VIRGINIA Woolf expert and University of Brighton's college of arts and humanities academic Dr Theodore Koulouris.

Virginia Woolf lived long periods of her life in Sussex.

She and her husband Leonard Woolf occupied two houses in Sussex: first, Asheham House near Beggingham, which was Woolf’s favourite and which sadly no longer exists, and then Monk’s House, in Rodmell, which they bought in July 1919 at an auction held in the White Hart Hotel in Lewes.

Woolf used to visit, and later drive to, Brighton often.

She once wrote that it was ‘the most beautiful town in the world’ and that she loved wandering through its ‘back streets full of [the] most improper little shops, and past the great bow windows, where the old ladies and their pets were sunning themselves’.

In fact, her activities in Brighton would not ring untrue to the ears of contemporary visitors; in a letter to Sydney Waterlow, she writes: ‘[w]e had a wonderful day at Brighton, hot, noisy, band, pier, ices, buns, prostitutes … old gentlemen, home over the downs, sunset etc’.

That said, and although Brighton was always an escape from ‘monotony’, she didn’t always associate it with ‘good taste’; and if we are to believe her letters, she did not like Hove at all.
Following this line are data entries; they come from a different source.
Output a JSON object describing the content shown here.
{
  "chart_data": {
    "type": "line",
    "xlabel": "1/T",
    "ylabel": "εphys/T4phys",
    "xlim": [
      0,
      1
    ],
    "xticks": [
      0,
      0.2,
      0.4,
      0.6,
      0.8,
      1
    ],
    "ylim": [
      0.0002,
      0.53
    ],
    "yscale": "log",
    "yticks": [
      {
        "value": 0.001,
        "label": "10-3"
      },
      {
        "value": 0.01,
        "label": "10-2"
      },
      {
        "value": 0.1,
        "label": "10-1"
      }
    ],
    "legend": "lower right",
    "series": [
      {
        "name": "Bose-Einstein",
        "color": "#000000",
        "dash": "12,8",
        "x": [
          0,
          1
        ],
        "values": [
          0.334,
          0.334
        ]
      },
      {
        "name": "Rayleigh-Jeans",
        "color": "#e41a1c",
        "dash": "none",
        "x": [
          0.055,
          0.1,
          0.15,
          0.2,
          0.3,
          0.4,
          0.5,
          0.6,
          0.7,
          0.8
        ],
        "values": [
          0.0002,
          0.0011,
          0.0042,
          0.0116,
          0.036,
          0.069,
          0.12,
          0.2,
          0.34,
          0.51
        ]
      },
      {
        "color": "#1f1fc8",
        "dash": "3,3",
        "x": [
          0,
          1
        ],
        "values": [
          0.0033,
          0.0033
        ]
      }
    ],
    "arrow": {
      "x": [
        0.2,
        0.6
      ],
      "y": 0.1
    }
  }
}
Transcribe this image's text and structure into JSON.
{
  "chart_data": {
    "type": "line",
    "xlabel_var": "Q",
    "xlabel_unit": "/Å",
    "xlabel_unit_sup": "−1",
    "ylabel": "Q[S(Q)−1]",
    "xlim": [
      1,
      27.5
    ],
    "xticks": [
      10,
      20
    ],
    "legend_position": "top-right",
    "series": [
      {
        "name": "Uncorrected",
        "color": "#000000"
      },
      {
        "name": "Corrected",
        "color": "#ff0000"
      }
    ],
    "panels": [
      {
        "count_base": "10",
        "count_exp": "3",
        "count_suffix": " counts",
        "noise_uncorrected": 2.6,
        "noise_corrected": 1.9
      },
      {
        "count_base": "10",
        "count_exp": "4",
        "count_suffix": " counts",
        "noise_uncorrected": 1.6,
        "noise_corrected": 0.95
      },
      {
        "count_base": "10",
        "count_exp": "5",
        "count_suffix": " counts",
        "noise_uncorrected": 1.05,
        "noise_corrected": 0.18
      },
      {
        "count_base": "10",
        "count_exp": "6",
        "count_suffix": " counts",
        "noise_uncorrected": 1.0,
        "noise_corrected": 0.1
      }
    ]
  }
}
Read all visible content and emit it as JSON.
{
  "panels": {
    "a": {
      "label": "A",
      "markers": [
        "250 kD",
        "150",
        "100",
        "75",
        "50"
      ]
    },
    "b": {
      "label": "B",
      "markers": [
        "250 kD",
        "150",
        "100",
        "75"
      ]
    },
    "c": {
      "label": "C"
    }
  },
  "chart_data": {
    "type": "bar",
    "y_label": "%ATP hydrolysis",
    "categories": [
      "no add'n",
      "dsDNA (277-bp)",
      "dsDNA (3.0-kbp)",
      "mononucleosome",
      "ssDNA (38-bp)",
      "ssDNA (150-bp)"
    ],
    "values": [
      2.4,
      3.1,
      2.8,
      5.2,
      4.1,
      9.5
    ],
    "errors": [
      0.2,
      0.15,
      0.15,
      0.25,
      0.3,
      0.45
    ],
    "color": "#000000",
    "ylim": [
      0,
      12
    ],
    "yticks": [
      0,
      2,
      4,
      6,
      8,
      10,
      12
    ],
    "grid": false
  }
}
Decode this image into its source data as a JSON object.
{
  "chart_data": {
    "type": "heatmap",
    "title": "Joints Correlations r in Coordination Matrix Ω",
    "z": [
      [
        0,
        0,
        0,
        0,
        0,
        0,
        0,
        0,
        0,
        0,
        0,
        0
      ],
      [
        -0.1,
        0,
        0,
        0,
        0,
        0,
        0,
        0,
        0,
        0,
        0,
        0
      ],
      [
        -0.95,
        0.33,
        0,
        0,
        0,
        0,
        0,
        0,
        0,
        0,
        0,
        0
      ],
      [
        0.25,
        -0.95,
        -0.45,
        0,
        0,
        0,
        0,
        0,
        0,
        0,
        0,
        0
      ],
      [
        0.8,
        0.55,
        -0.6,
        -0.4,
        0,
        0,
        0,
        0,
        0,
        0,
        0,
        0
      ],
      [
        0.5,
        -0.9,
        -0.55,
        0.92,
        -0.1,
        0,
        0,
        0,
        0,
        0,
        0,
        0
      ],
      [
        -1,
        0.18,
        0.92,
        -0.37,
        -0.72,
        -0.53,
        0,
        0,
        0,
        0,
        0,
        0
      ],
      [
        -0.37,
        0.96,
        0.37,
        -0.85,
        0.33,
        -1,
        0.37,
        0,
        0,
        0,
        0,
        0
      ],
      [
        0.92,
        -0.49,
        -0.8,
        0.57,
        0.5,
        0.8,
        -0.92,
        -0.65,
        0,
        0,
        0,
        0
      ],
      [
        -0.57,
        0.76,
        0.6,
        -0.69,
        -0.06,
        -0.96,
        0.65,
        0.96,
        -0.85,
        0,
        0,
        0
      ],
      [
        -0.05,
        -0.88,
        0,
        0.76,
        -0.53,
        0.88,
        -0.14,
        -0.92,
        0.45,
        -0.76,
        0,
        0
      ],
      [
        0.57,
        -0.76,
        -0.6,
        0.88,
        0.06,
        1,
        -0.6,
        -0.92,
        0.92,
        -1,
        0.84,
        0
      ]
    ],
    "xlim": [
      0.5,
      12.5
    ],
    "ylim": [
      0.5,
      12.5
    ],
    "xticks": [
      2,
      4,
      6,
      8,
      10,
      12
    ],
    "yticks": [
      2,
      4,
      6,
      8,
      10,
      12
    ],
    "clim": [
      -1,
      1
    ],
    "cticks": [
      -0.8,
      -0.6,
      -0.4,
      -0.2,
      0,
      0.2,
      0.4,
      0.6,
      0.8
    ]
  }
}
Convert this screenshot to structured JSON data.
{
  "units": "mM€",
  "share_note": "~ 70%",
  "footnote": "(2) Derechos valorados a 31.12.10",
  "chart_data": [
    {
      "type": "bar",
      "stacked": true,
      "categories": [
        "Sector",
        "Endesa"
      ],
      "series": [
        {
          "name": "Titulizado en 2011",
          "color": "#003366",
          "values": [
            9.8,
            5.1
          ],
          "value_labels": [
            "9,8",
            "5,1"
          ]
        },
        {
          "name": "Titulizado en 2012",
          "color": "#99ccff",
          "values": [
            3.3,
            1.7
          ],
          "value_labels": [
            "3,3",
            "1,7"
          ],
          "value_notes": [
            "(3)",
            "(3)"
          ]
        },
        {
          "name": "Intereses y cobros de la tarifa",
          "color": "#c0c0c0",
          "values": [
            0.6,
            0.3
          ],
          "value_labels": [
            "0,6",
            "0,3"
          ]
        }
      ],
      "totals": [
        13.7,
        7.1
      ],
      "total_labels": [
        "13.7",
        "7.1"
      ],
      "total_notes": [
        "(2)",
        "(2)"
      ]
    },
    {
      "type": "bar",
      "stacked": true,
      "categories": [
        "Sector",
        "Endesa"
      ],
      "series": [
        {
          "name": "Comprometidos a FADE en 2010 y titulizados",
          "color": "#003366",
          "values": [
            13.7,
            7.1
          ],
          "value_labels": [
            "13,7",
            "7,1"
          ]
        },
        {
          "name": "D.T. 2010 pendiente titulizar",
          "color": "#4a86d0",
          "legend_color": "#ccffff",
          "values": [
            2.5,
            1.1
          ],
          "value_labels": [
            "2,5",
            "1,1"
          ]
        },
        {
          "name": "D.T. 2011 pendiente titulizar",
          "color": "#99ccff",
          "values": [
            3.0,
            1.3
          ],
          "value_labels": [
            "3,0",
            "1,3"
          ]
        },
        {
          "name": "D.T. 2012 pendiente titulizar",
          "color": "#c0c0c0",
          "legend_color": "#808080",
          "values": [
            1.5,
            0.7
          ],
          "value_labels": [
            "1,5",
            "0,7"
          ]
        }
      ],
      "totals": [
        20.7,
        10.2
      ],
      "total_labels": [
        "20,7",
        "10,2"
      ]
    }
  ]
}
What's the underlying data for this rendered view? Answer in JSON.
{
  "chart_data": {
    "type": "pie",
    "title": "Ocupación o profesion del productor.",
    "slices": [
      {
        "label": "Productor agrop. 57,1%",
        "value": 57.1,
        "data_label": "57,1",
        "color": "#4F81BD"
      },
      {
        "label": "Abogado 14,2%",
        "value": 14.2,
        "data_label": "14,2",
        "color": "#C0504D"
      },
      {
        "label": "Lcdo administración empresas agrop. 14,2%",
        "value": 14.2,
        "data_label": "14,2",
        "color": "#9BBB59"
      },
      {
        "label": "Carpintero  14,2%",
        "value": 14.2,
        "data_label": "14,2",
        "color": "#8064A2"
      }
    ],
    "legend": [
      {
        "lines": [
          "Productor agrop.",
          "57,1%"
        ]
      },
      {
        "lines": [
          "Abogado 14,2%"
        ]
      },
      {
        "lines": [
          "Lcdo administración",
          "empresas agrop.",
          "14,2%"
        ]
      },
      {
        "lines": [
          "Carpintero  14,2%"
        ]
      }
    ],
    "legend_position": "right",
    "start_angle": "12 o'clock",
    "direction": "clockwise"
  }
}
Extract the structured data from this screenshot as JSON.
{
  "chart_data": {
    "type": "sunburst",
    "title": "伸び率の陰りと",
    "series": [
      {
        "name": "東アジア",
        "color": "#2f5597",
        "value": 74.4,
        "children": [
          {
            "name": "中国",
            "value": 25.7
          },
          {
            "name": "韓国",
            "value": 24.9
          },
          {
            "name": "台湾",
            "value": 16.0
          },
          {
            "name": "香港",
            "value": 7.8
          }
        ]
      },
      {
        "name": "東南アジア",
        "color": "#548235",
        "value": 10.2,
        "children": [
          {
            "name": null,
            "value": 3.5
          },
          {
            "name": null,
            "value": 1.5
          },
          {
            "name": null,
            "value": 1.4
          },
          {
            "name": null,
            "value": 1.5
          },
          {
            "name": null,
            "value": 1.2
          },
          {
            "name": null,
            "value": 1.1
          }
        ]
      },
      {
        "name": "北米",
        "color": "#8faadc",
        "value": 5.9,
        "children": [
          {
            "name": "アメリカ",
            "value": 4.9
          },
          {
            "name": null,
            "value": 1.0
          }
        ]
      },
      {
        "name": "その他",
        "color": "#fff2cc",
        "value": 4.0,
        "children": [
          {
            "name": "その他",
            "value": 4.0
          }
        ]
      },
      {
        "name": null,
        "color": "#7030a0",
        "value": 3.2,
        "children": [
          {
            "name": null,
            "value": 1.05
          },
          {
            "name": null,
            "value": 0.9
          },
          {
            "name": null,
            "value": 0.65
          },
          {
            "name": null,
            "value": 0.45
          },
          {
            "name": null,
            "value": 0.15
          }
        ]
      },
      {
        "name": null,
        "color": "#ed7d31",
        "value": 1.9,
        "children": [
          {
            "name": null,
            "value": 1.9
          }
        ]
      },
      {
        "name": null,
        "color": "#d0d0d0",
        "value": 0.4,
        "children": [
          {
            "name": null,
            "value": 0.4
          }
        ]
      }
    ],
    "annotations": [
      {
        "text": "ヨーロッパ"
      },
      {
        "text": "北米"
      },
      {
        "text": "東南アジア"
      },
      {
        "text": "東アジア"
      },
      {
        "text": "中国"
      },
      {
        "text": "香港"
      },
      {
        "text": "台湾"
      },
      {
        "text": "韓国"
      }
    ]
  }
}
Woolf loved to walk; she would routinely ramble through the Sussex countryside to Charleston Manor, her sister Vanessa Bell’s home, which would take anything between two and four hours, even if we factor in that Woolf knew all the short-cuts.

It is important to note that Sussex enabled Woolf to be what she wanted to be: a female novelist in pursuit of a literary form that would capture the ordinary, the quotidian – in her own words, that which cannot be written in ‘a language known to men’.

Indeed, in Sussex she could be where she wanted to be, that is to say, in the middle of things.

To the time-honoured adage of the old Bloomsbury, ‘what exactly do you mean by that’, Woolf’s fiction remains reassuringly puzzling and Sussex had a lot to do with that.

In Rodmell, she was both the famous writer to the villagers and the ‘country-woman’ to her London visitors; she was both one of the London invaders and the ‘snooty local’ who objected to the sale of the land behind her garden to Australian developers; she was both Mrs Woolf, the respectable local employer, and, in the eyes of the local conservatives, the pacifist, the socialist upstart, whose husband had taken to organising Labour Party meetings in 1938.

Woolf also wrote specifically about Sussex.

In one of her lesser known essays, ‘Evening over Sussex – Reflections in a Motor Car’ (1927), she writes ‘Evening is kind to Sussex, for Sussex is no longer young, and she is grateful for the veil of evening as an elderly woman is glad when a shade is drawn over a lamp, and only the outline of her face remains’.

Then she goes on to describe how the lines of Sussex are still there, and how they have remained unchanged ‘since William (sic) came over from France’, and how ‘the freckle of red villas on the coast is washed over by a thin lucid lake of brown air, in which they and their redness are drowned’ – ‘It was still too early for lamps; and too early for stars.’

To my mind, Woolf’s Sussex stands for textual mourning; for elegy.

The work she produced in her writing-lodge, in the garden of Monk’s House, is at pains to monumentalise unrecorded human experience, the ‘moments of non-being’, as she famously notes in the autobiographical piece ‘A Sketch of the Past’ (written in Sussex in 1939).

2016 marks the seventy-fifth anniversary of Woolf’s suicide; fearing that she would not recover from yet another bout of depression, she flung herself in the river Ouse on 28 March 1941.

Woolf is, most assuredly, a writer of life; ‘I meant to write about death’, she writes in her diary in 1922, ‘but life came breaking in as usual’.

Mourning for her is not something external to life, but an indivisible part of it.

In so far as it is the nature of writing to outlive its author, the very experience of engaging with it involves an exercise in mourning.

But, as she writes in the closing sentence of The Waves (1931), the author ought to be fearless: ‘I strike spurs into my horse.

Against you I will fling myself, unvanquished and unyielding, O Death’.